Authors: Enkhbold Nyamsuren, Haiqi Xu, Eric J. Top, Simon Scheider, Niels Steenbergen
Abstract: Obtained from OpenAlex
Abstract. There is an increasing trend of applying AIbased automated methods to geoscience problems. An important example is a geographic question answering (geoQA) focused on answer generation via GIS workflows rather than retrieval of a factual answer. However, a representative question corpus is necessary for developing, testing, and validating such generative geoQA systems. We compare five manually constructed geographical question corpora, GeoAnQu, Giki, GeoCLEF, GeoQuestions201, and Geoquery, by applying a conceptual transformation parser. The parser infers geo-analytical concepts and their transformations from a geographical question, akin to an abstract GIS workflow. Transformations thus represent the complexity of geo-analytical operations necessary to answer a question. By estimating the variety of concepts and the number of transformations for each corpus, the five corpora can be compared on the level of geo-analytical complexity, which cannot be done with purely NLP-based methods. Results indicate that the questions in GeoAnQu, which were compiled from GIS literature, require a higher number as well as more diverse geo-analytical operations than questions from the four other corpora. Furthermore, constructing a corpus with a sufficient representation (including GIS) may require an approach targeting a uniquely qualified group of users as a source. In contrast, sampling questions from large-scale online repositories like Google, Microsoft, and Yahoo may not provide the quality necessary for testing generative geoQA systems.
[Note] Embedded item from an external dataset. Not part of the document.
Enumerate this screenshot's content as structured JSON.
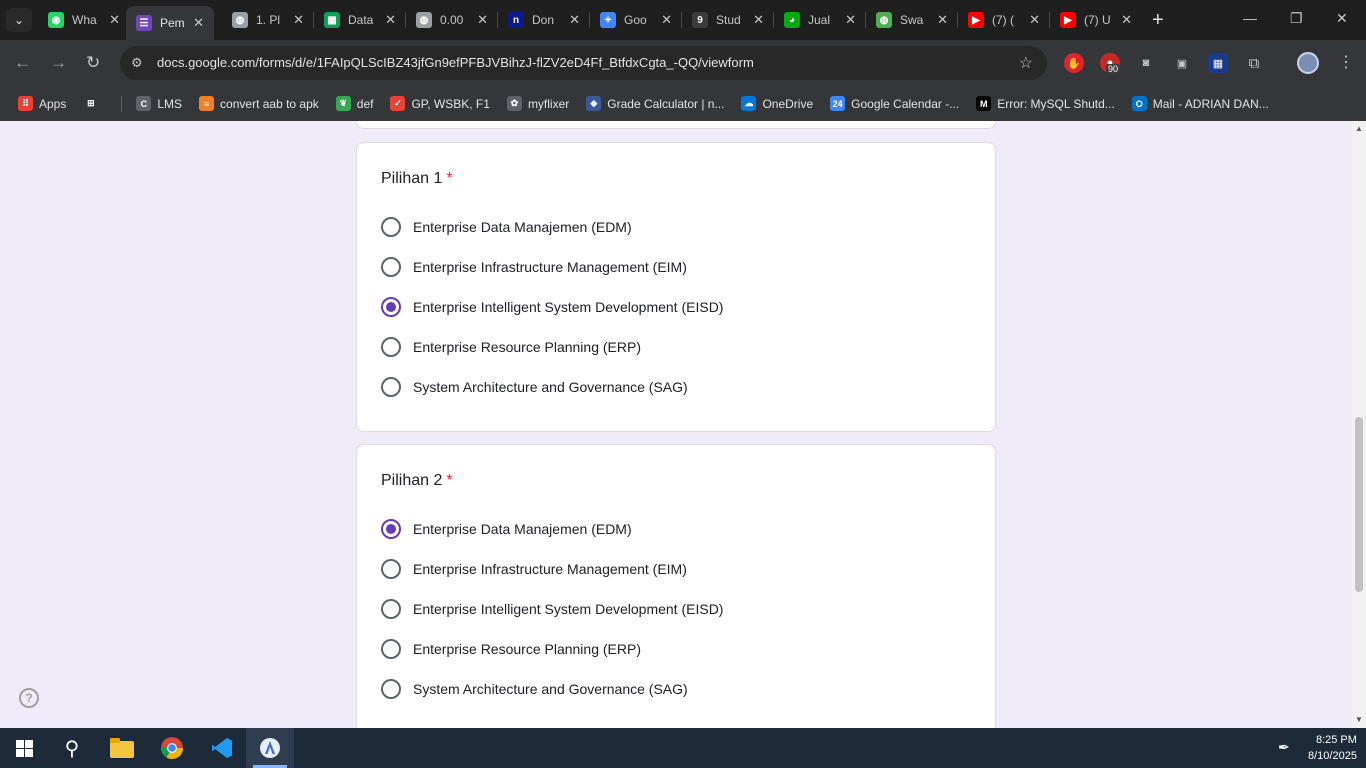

Certificate identifier: 2023-006
Codechecker names: Philipp A. Friese, Jakub Krukar
Time of check: 2023-06-13 12:00:00
Repository: https://osf.io/d2shf
Full certificate: https://doi.org/10.17605/OSF.IO/D2SHF
Type: conference
Venue: AGILEGIS
Summary:
The data and software of the paper under reproduction is published on GitHub under an MIT license. All figures, tables, and embedded data points have been reproduced. The authors showed dedication and concern to support reproducibility of their work. Reproduction was successful.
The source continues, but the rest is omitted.